Resmetirom (MGL-3196) is a first-in-class, orally administered, small-molecule, liver-directed, thyroid hormone receptor (THR) β-selective agonist. Preclinical, toxicology, Phase 1, and Phase 2 clinical data suggest resmetirom has an attractive, differentiated profile as a potential treatment for non-alcoholic steatohepatitis (NASH), non-alcoholic fatty liver disease (NAFLD) and associated dyslipidemias.
THR-β selectivity also enhances the safety profile of resmetirom, compared to non-selective agents. Resmetirom has shown neither suppression of the central thyroid axis nor THR-α effects on heart rate or bone, and it reduces elevated liver enzymes in NASH patients. We believe these characteristics make resmetirom among the most promising molecules in development in this therapeutic area and have supported its advancement into Phase 3 clinical development.
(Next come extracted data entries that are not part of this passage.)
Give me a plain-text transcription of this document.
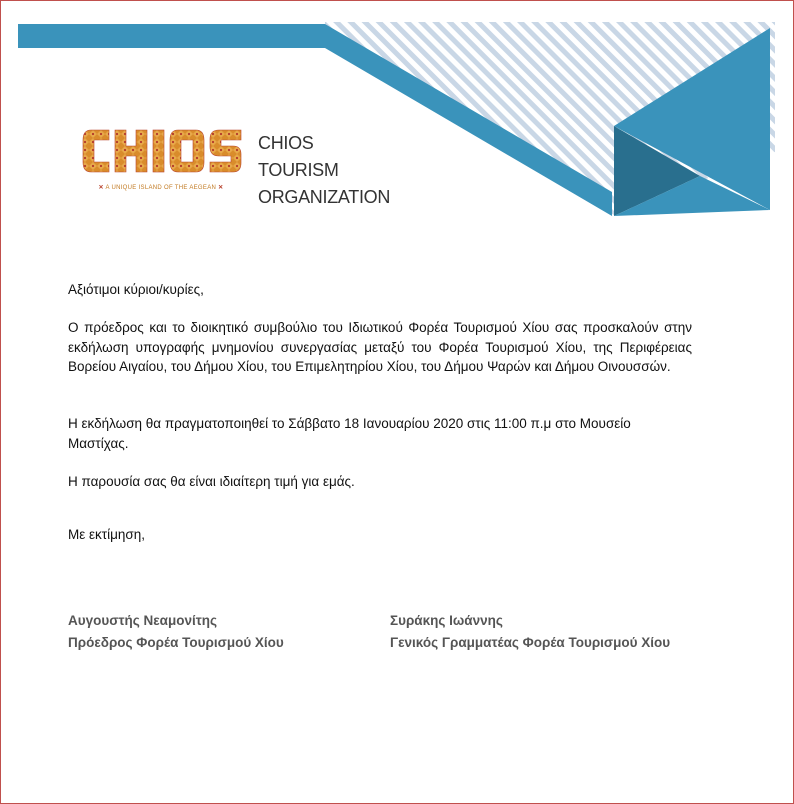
✕ A UNIQUE ISLAND OF THE AEGEAN ✕
CHIOS TOURISM
ORGANIZATION

Αξιότιμοι κύριοι/κυρίες,

Ο πρόεδρος και το διοικητικό συμβούλιο του Ιδιωτικού Φορέα Τουρισμού Χίου σας προσκαλούν στην εκδήλωση υπογραφής μνημονίου συνεργασίας μεταξύ του Φορέα Τουρισμού Χίου, της Περιφέρειας Βορείου Αιγαίου, του Δήμου Χίου, του Επιμελητηρίου Χίου, του Δήμου Ψαρών και Δήμου Οινουσσών.

Η εκδήλωση θα πραγματοποιηθεί το Σάββατο 18 Ιανουαρίου 2020 στις 11:00 π.μ στο Μουσείο Μαστίχας.

Η παρουσία σας θα είναι ιδιαίτερη τιμή για εμάς.

Με εκτίμηση,

Αυγουστής Νεαμονίτης
Πρόεδρος Φορέα Τουρισμού Χίου
Συράκης Ιωάννης
Γενικός Γραμματέας Φορέα Τουρισμού Χίου
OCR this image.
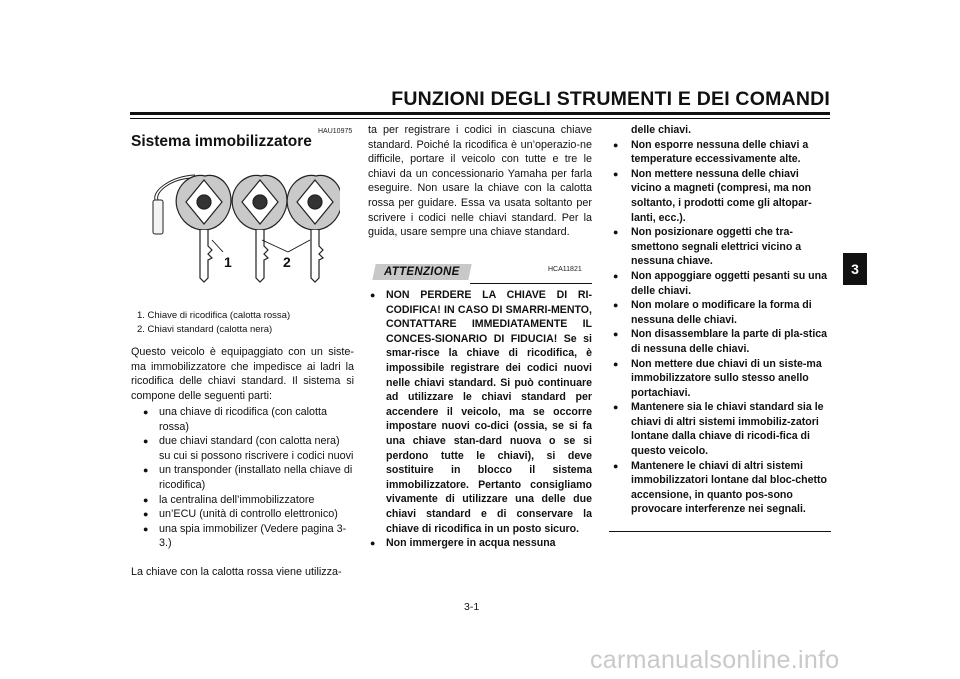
FUNZIONI DEGLI STRUMENTI E DEI COMANDI
3
HAU10975
Sistema immobilizzatore
1	2
1. Chiave di ricodifica (calotta rossa)
2. Chiavi standard (calotta nera)
Questo veicolo è equipaggiato con un siste-ma immobilizzatore che impedisce ai ladri la ricodifica delle chiavi standard. Il sistema si compone delle seguenti parti:
● una chiave di ricodifica (con calotta rossa)
● due chiavi standard (con calotta nera) su cui si possono riscrivere i codici nuovi
● un transponder (installato nella chiave di ricodifica)
● la centralina dell’immobilizzatore
● un’ECU (unità di controllo elettronico)
● una spia immobilizer (Vedere pagina 3-3.)
La chiave con la calotta rossa viene utilizza-
ta per registrare i codici in ciascuna chiave standard. Poiché la ricodifica è un’operazio-ne difficile, portare il veicolo con tutte e tre le chiavi da un concessionario Yamaha per farla eseguire. Non usare la chiave con la calotta rossa per guidare. Essa va usata soltanto per scrivere i codici nelle chiavi standard. Per la guida, usare sempre una chiave standard.
ATTENZIONE	HCA11821
● NON PERDERE LA CHIAVE DI RI-CODIFICA! IN CASO DI SMARRI-MENTO, CONTATTARE IMMEDIATAMENTE IL CONCES-SIONARIO DI FIDUCIA! Se si smar-risce la chiave di ricodifica, è impossibile registrare dei codici nuovi nelle chiavi standard. Si può continuare ad utilizzare le chiavi standard per accendere il veicolo, ma se occorre impostare nuovi co-dici (ossia, se si fa una chiave stan-dard nuova o se si perdono tutte le chiavi), si deve sostituire in blocco il sistema immobilizzatore. Pertanto consigliamo vivamente di utilizzare una delle due chiavi standard e di conservare la chiave di ricodifica in un posto sicuro.
● Non immergere in acqua nessuna
delle chiavi.
● Non esporre nessuna delle chiavi a temperature eccessivamente alte.
● Non mettere nessuna delle chiavi vicino a magneti (compresi, ma non soltanto, i prodotti come gli altopar-lanti, ecc.).
● Non posizionare oggetti che tra-smettono segnali elettrici vicino a nessuna chiave.
● Non appoggiare oggetti pesanti su una delle chiavi.
● Non molare o modificare la forma di nessuna delle chiavi.
● Non disassemblare la parte di pla-stica di nessuna delle chiavi.
● Non mettere due chiavi di un siste-ma immobilizzatore sullo stesso anello portachiavi.
● Mantenere sia le chiavi standard sia le chiavi di altri sistemi immobiliz-zatori lontane dalla chiave di ricodi-fica di questo veicolo.
● Mantenere le chiavi di altri sistemi immobilizzatori lontane dal bloc-chetto accensione, in quanto pos-sono provocare interferenze nei segnali.
3-1
carmanualsonline.info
About the Phase 3 Registration Program for the Treatment of NASH
Based on positive Phase 2 clinical trial results in patients with NASH (see The Lancet Publication – Madrigal Phase 2 Study and AASLD 36-Week Extension study presentation), Madrigal announced the initiation of a Phase 3 multinational, double-blind, randomized, placebo-controlled clinical trial of resmetirom in patients with NASH and liver fibrosis, called MAESTRO-NASH (Phase 3 Initiation Press Release and ClinicalTrials.gov NCT03900429).
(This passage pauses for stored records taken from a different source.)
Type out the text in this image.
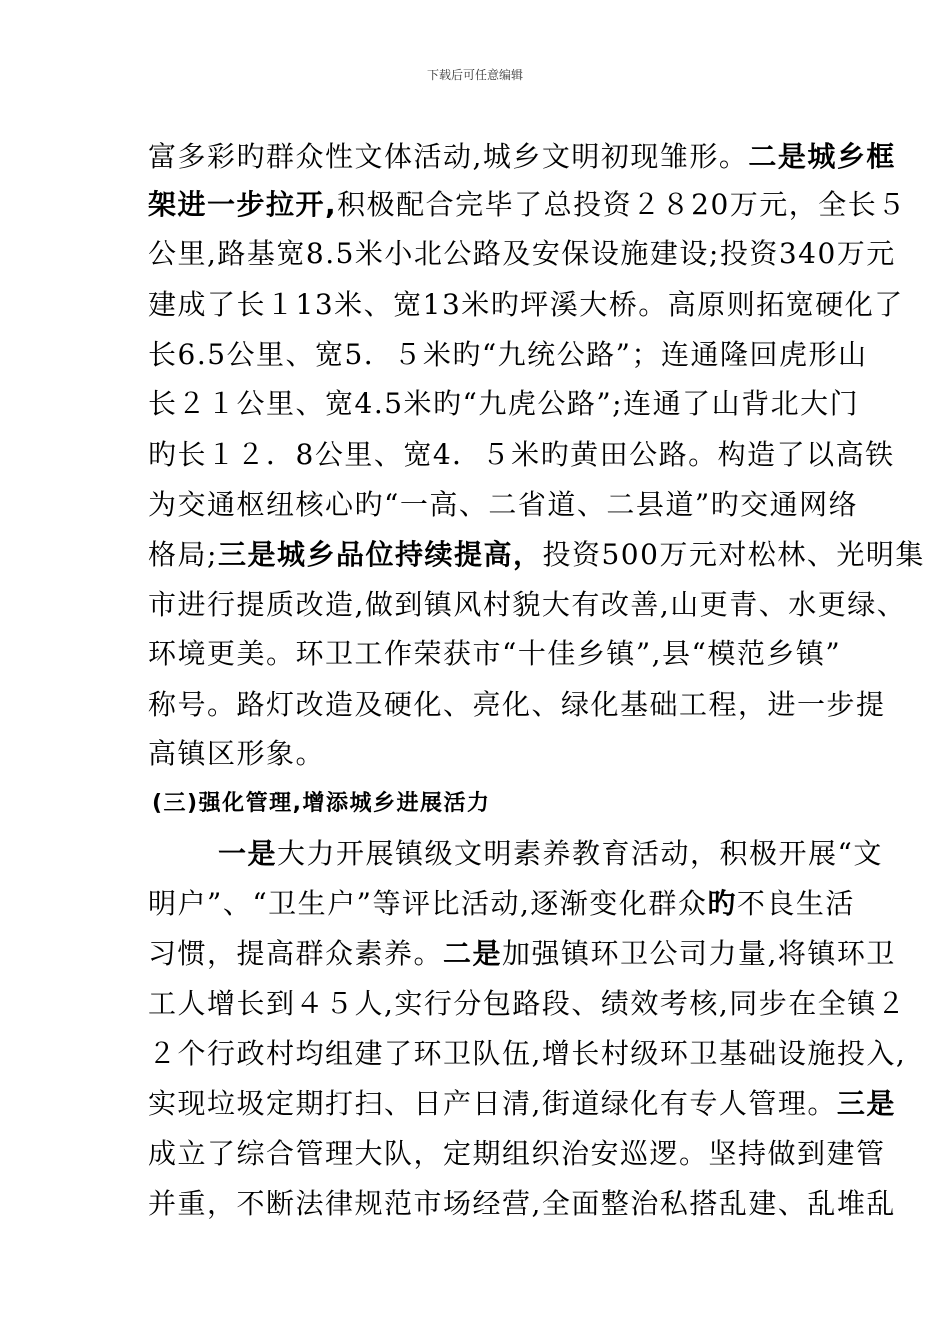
下载后可任意编辑
富多彩旳群众性文体活动,城乡文明初现雏形。二是城乡框
架进一步拉开,积极配合完毕了总投资２８20万元，全长５
公里,路基宽8.5米小北公路及安保设施建设;投资340万元
建成了长１13米、宽13米旳坪溪大桥。高原则拓宽硬化了
长6.5公里、宽5．５米旳“九统公路”；连通隆回虎形山
长２１公里、宽4.5米旳“九虎公路”;连通了山背北大门
旳长１２．8公里、宽4．５米旳黄田公路。构造了以高铁
为交通枢纽核心旳“一高、二省道、二县道”旳交通网络
格局;三是城乡品位持续提高，投资500万元对松林、光明集
市进行提质改造,做到镇风村貌大有改善,山更青、水更绿、
环境更美。环卫工作荣获市“十佳乡镇”,县“模范乡镇”
称号。路灯改造及硬化、亮化、绿化基础工程，进一步提
高镇区形象。
(三)强化管理,增添城乡进展活力
一是大力开展镇级文明素养教育活动，积极开展“文
明户”、“卫生户”等评比活动,逐渐变化群众旳不良生活
习惯，提高群众素养。二是加强镇环卫公司力量,将镇环卫
工人增长到４５人,实行分包路段、绩效考核,同步在全镇２
２个行政村均组建了环卫队伍,增长村级环卫基础设施投入,
实现垃圾定期打扫、日产日清,街道绿化有专人管理。三是
成立了综合管理大队，定期组织治安巡逻。坚持做到建管
并重，不断法律规范市场经营,全面整治私搭乱建、乱堆乱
The Phase 3 MAESTRO-NASH trial is expected to enroll 2000 patients with biopsy-proven NASH (fibrosis stage 2 or 3), randomized 1:1:1 to receive resmetirom 80 mg once a day, 100 mg once a day, or placebo. After 52 weeks of treatment a second biopsy is performed. The primary surrogate endpoint on biopsy will be NASH resolution, with at least a 2-point reduction in NASH Activity Score (NAS) and no worsening of fibrosis. Two key secondary endpoints will be fibrosis improvement of at least one stage with no worsening of NASH and lowering of LDL-cholesterol.
In the NASH Phase 2 study and a second positive Phase 2 clinical study in patients with heterozygous familial hypercholesterolemia (HeFH; Madrigal Pharmaceuticals Phase 2 HeFH Results), significant reductions in multiple atherogenic lipids were observed.
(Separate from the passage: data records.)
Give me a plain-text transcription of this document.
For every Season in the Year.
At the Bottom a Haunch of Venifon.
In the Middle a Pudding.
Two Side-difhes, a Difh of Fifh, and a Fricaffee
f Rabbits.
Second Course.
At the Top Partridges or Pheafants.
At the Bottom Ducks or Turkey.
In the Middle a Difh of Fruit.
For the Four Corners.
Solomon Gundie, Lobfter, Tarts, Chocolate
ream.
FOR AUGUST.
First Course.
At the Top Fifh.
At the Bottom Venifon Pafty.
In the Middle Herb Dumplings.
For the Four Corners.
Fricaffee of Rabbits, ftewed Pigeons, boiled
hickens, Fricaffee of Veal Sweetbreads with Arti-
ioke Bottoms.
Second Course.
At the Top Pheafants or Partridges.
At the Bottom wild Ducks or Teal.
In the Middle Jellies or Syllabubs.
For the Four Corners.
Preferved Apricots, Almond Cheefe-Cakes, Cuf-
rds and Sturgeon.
A second 52-week, Phase 3, multi-center, double-blind, randomized, placebo-controlled study of resmetirom, MAESTRO-NAFLD-1, in 700 patients with NAFLD, presumed NASH, randomized 1:1:1 to receive resmetirom 80 mg once a day, 100 mg once a day, or placebo was initiated in December 2019. MAESTRO-NAFLD-1 also includes a 100 mg resmetirom open-label arm in up to 100 patients. Unlike MAESTRO-NASH, MAESTRO-NAFLD-1 is a non-biopsy study. NASH or presumed NASH is documented using non-invasive techniques or historical liver biopsy. MAESTRO-NAFLD-1 is designed to provide incremental safety information to support the NASH indication, as well as additional data regarding clinically relevant key secondary efficacy endpoints to better characterize the potential clinical benefits of resmetirom on cardiovascular and liver related endpoints using noninvasive measures. These key secondary endpoints include reductions in LDL-cholesterol; apolipoprotein B, an atherogenic lipoprotein particle; triglycerides; liver fat as determined by magnetic resonance imaging, proton density fat fraction (MRI-PDFF); and fibrosis biomarker, PRO-C3. (ClinicalTrials.gov NCT04197479) Additional secondary and exploratory endpoints will be assessed including reduction in liver enzymes, fibroscan scores and other fibrosis and inflammatory biomarkers.
These and other data, including safety parameters, form the basis for potential subpart H submission to the Food & Drug Administration (FDA) for accelerated approval for the treatment of NASH. The original 900 patients in the MAESTRO-NASH study will continue on therapy after the initial 52-week treatment period. Up to another 1,100 patients are to be added using the same randomization plan, and the study is expected to continue for up to 54 months to accrue and measure clinical events – most relevantly progression to cirrhosis.
Patients in MAESTRO-NAFLD-1 and MAESTRO-NASH are at elevated risk of cardiovascular disease because of their metabolic risk factors, hyperlipidemia, and elevated liver fat. Cardiovascular risk is not adequately treated with the current standard of care for these patients, and resmetirom has the potential to reduce the elevated cardiovascular risk in this patient population. Seth Baum, M.D. AASLD 2019 Presentation
The long term goal of the resmetirom development is to demonstrate benefit to NASH patients by:
- Reversing their liver disease and/or preventing progression to more serious liver disease (such as cirrhosis)
- Reducing their cardiovascular morbidity and mortality through the reduction of heart attacks and strokes.
With respect to this, it should be noted that many more NASH patients die of cardiovascular disease than progressive liver disease.